Coding to Serverless only was a mistake
Going back to the previous problem. I was wrong in coding the application in a manner that it would only run on AWS Lambda. If it were written in a way that the same code could be deployed on an EC2 instance or an ECS container, then debugging using tools such as netstat would be possible.
That’s the key. While it is easy to quickly develop applications utilising serverless frameworks, not being to run the same code elsewhere is a problem waiting to happen. Adopting clean architecture principles of abstracting away the core use cases of the application from the surrounding interfaces, is the way to go.
Serverless has a problem with State
The underlying container can be re-used between invocations. Therefore, the Lambda programming model is analogous to the Java Servlets model. Globals variables are bad, locals are fine. But how does one efficiently manage resources such as socket connections? Should we create and close all HTTP and JDBC connections per request? That’s not efficient. The thing is, resource management is hard. The more resources a Lambda needs to fulfil a request the trickier it gets to manage those resources.

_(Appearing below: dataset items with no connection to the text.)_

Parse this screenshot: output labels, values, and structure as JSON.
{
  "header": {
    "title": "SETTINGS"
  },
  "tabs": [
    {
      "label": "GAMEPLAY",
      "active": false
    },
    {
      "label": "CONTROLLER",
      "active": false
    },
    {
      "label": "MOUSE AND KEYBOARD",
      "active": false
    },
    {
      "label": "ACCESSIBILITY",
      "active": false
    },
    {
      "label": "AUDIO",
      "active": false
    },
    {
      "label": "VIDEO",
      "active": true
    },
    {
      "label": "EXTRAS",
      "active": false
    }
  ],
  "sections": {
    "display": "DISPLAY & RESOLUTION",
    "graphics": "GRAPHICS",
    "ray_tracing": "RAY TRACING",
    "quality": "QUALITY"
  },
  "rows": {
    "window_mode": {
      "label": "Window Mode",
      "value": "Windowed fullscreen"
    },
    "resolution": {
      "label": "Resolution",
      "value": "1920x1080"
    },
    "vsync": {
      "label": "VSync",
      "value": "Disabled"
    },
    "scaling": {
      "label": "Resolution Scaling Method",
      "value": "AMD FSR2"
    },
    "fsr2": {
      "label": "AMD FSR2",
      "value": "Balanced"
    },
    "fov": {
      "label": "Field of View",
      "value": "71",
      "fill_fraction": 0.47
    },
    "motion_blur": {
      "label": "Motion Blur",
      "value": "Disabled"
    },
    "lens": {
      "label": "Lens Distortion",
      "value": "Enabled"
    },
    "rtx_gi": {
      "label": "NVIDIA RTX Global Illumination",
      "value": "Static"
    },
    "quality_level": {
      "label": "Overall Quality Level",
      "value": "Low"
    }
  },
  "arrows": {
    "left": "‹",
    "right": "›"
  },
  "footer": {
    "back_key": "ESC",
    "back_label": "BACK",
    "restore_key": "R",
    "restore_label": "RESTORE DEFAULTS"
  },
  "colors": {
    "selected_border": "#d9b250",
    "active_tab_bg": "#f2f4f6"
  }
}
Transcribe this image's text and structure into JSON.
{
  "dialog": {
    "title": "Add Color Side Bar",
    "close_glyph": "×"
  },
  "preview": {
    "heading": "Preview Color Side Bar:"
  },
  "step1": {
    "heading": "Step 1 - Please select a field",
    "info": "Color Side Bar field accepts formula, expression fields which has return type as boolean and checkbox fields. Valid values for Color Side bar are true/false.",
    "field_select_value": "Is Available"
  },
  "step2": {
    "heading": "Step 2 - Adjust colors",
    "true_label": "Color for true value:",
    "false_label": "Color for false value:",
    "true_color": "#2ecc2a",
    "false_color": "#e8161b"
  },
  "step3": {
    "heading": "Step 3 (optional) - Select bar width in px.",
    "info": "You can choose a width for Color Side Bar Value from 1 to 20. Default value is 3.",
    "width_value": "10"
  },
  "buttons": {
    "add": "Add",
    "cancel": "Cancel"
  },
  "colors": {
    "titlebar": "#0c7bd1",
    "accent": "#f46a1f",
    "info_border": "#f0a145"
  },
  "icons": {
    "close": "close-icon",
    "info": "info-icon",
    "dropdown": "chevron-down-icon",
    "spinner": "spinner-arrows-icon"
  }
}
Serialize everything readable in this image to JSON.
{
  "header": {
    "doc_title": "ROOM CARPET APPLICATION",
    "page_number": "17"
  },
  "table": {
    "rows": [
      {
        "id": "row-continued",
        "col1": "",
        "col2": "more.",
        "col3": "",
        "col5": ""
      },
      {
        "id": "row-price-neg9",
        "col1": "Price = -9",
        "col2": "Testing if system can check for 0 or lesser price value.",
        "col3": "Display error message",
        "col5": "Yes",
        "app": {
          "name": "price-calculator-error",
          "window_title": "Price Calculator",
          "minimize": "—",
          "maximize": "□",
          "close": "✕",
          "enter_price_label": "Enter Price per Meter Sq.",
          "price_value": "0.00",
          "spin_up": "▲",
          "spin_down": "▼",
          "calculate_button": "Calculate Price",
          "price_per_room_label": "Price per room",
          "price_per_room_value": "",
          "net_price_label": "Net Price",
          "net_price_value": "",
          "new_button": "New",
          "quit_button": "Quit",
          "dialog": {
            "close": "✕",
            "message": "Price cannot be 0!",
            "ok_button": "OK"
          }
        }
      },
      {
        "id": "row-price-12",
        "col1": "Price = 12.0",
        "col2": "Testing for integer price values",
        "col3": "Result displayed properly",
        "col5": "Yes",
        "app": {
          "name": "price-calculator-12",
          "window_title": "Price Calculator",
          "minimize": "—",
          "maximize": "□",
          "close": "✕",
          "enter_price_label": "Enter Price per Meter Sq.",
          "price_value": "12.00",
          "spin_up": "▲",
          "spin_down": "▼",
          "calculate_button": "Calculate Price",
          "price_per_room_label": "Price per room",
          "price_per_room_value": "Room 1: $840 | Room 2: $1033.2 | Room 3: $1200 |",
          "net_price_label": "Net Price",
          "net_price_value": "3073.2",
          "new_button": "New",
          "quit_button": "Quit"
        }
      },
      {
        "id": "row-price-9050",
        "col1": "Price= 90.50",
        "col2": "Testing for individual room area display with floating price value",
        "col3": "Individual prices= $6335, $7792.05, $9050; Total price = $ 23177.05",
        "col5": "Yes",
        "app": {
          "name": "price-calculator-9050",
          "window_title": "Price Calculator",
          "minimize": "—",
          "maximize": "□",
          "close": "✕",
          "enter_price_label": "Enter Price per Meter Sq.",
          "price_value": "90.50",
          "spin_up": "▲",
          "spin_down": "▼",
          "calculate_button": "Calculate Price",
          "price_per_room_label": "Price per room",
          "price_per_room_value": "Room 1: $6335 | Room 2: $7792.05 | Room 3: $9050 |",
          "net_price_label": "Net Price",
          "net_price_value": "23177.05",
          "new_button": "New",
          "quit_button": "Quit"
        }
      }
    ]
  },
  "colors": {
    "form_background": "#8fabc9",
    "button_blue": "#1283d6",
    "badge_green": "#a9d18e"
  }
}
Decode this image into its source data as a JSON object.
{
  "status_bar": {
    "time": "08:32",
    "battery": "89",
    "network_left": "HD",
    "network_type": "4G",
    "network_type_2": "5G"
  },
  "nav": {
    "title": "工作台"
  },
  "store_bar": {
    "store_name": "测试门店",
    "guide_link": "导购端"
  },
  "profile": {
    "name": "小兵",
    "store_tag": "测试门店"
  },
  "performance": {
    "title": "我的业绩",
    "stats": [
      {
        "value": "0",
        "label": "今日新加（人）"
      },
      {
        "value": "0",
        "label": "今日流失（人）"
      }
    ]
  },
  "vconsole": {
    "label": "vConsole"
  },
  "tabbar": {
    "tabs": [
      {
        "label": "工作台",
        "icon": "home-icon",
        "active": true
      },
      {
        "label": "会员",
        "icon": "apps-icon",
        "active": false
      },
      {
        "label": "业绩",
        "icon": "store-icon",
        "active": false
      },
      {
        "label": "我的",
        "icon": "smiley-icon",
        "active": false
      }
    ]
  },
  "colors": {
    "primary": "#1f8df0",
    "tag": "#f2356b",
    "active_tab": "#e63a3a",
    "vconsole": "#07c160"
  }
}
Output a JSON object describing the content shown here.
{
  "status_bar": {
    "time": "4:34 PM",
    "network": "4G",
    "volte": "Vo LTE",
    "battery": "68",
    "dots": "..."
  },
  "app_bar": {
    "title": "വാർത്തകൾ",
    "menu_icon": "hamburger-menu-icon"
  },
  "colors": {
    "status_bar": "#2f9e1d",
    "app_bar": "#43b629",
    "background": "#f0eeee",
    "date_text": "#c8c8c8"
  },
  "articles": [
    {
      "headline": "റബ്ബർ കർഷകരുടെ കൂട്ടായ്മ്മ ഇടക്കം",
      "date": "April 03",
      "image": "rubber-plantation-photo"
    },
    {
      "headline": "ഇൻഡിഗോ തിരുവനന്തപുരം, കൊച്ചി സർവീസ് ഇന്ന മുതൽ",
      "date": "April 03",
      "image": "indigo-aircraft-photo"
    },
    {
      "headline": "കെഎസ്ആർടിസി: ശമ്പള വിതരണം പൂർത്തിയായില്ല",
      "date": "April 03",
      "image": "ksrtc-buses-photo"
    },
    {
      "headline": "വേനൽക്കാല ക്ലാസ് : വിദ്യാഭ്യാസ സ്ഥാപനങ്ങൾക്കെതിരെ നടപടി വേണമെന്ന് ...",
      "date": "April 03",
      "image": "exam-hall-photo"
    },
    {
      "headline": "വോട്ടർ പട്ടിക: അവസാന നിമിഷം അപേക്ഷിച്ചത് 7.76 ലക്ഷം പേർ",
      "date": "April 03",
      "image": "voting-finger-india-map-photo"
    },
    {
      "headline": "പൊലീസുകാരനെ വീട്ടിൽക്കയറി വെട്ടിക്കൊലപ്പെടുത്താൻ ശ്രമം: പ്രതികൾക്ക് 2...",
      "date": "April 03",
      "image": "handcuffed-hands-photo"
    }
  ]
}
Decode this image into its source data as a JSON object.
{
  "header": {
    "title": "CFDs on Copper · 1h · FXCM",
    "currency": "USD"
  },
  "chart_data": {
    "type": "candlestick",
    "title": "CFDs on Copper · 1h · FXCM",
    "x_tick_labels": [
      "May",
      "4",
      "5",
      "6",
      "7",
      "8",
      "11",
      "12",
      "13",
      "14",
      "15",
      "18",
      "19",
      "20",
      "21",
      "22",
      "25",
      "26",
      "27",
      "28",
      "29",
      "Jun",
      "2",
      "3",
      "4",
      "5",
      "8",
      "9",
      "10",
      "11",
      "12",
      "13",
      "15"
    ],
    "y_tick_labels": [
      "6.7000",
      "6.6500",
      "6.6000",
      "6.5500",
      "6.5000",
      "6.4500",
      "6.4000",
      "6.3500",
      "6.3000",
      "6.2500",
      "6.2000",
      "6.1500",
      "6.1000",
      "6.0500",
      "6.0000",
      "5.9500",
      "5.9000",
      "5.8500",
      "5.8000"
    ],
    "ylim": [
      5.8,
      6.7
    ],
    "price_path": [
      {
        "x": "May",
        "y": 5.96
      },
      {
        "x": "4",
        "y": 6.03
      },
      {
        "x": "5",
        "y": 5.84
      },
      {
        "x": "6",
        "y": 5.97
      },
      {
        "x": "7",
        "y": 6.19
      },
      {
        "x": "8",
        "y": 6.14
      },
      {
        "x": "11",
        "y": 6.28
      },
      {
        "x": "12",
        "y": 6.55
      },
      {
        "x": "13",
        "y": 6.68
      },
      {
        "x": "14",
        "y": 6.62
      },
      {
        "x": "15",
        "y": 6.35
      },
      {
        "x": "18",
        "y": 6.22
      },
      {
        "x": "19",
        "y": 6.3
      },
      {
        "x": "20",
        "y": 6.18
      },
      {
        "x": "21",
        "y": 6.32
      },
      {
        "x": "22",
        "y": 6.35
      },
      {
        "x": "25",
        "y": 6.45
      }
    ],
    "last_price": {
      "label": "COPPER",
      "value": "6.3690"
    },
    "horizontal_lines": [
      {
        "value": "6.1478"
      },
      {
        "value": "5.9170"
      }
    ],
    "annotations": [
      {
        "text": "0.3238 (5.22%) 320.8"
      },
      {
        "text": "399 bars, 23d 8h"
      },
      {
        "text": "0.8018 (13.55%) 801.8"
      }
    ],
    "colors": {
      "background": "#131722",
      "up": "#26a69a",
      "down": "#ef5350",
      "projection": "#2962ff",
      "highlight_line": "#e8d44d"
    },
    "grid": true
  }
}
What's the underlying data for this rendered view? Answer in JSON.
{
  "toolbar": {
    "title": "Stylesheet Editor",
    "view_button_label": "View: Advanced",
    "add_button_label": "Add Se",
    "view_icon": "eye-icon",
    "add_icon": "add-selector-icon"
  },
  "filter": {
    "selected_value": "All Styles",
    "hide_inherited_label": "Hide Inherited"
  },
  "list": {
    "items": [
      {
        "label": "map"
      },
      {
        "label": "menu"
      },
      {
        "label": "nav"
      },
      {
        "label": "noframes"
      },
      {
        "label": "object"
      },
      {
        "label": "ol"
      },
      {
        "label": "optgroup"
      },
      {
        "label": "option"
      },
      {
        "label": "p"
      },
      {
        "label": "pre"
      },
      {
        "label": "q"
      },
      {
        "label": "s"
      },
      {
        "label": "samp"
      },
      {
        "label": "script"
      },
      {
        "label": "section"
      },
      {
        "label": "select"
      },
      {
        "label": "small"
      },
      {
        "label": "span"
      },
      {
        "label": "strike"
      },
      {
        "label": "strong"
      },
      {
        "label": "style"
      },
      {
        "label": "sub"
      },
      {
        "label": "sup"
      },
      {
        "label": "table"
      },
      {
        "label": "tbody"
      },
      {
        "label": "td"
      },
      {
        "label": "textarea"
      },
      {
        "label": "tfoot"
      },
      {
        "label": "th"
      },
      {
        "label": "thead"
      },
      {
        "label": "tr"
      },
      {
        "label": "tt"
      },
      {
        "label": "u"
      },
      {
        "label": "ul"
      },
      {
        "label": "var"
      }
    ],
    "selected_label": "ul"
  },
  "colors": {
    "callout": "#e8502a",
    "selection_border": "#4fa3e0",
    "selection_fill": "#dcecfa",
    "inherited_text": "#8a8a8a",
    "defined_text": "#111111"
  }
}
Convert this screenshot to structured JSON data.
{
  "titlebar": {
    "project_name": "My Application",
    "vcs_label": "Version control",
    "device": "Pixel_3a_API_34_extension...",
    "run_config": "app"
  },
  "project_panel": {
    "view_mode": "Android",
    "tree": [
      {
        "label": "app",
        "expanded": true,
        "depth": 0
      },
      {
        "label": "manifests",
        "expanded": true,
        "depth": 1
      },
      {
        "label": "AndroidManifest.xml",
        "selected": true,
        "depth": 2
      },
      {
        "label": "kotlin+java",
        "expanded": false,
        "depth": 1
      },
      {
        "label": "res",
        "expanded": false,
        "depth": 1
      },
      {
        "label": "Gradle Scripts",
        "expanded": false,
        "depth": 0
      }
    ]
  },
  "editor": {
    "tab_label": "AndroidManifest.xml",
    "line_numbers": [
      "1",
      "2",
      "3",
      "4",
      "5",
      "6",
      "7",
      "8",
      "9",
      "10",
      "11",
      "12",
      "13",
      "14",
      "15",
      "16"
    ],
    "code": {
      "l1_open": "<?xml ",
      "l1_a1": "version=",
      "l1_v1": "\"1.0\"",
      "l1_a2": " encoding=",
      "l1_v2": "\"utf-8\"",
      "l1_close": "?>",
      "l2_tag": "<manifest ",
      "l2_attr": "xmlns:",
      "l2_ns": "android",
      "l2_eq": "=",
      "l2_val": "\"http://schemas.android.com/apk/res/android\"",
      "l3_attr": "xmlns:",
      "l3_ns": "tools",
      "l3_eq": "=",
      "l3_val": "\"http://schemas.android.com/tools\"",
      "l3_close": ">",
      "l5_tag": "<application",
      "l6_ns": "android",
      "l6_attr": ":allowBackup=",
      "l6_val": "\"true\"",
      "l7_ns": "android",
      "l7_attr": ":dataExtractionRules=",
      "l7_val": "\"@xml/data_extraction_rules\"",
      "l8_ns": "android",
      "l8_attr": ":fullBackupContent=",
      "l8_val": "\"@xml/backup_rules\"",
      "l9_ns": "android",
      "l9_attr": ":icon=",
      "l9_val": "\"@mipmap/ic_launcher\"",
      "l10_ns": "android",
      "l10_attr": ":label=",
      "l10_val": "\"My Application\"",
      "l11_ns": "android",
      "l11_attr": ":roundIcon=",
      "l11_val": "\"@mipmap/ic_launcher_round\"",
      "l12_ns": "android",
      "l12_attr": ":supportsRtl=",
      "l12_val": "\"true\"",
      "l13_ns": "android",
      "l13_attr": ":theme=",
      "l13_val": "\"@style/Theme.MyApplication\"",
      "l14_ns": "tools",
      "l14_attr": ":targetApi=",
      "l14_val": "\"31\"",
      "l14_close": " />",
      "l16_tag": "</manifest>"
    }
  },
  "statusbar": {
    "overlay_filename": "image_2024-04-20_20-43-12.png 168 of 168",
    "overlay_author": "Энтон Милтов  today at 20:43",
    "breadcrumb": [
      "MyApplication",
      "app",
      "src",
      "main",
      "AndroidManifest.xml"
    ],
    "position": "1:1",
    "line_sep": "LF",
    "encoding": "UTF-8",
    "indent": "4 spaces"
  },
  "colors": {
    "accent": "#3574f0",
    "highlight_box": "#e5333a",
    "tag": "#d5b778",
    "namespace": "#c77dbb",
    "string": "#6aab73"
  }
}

AWS has begun to recognise this as a problem and things like RDS Proxy is a step in the right direction https://aws.amazon.com/blogs/compute/using-amazon-rds-proxy-with-aws-lambda/.
However, we need a similarly managed proxies for making HTTP calls as well or Amazon could allow developers to use their own HTTP Client library.
AWS Lambda is not the only option
With ECS and EKS maturing, it is not a bad idea to start with the ECS EC2 launch type, monitor the resource usage of an application over time, tune it, and then finally deploy it to an ECS Fargate launch type. Why not AWS Lambda? At runtime, both Fargate and Lambda have the same risks and opportunities.
For me, the real question is; Am I running a microfunction or a microservice?
The Lambda programming model is not fit for everything.
The Lambda programming model and the underlying infrastructure encourages us to decompose systems into a collection of lightweight functions that act upon a limited data domain. For e.g it is best used for one-off tasks like image processing, applying data validations, data transformation or for translating and mediating HTTP requests.
Modelling an entire domain with multiple aggregates, entities and use cases and then shoe-horning those into a single lambda function is a very bad idea. One can indeed build a Lambda application which is essentially a collection of Lambda functions, but why would I do that? Why would I want to break up the 6 Java methods supported by my Service class into 6 individual lambda functions? Why wouldn’t I deploy the whole domain as a single microservice using a Docker container as opposed to deploying 6 different microfunctions?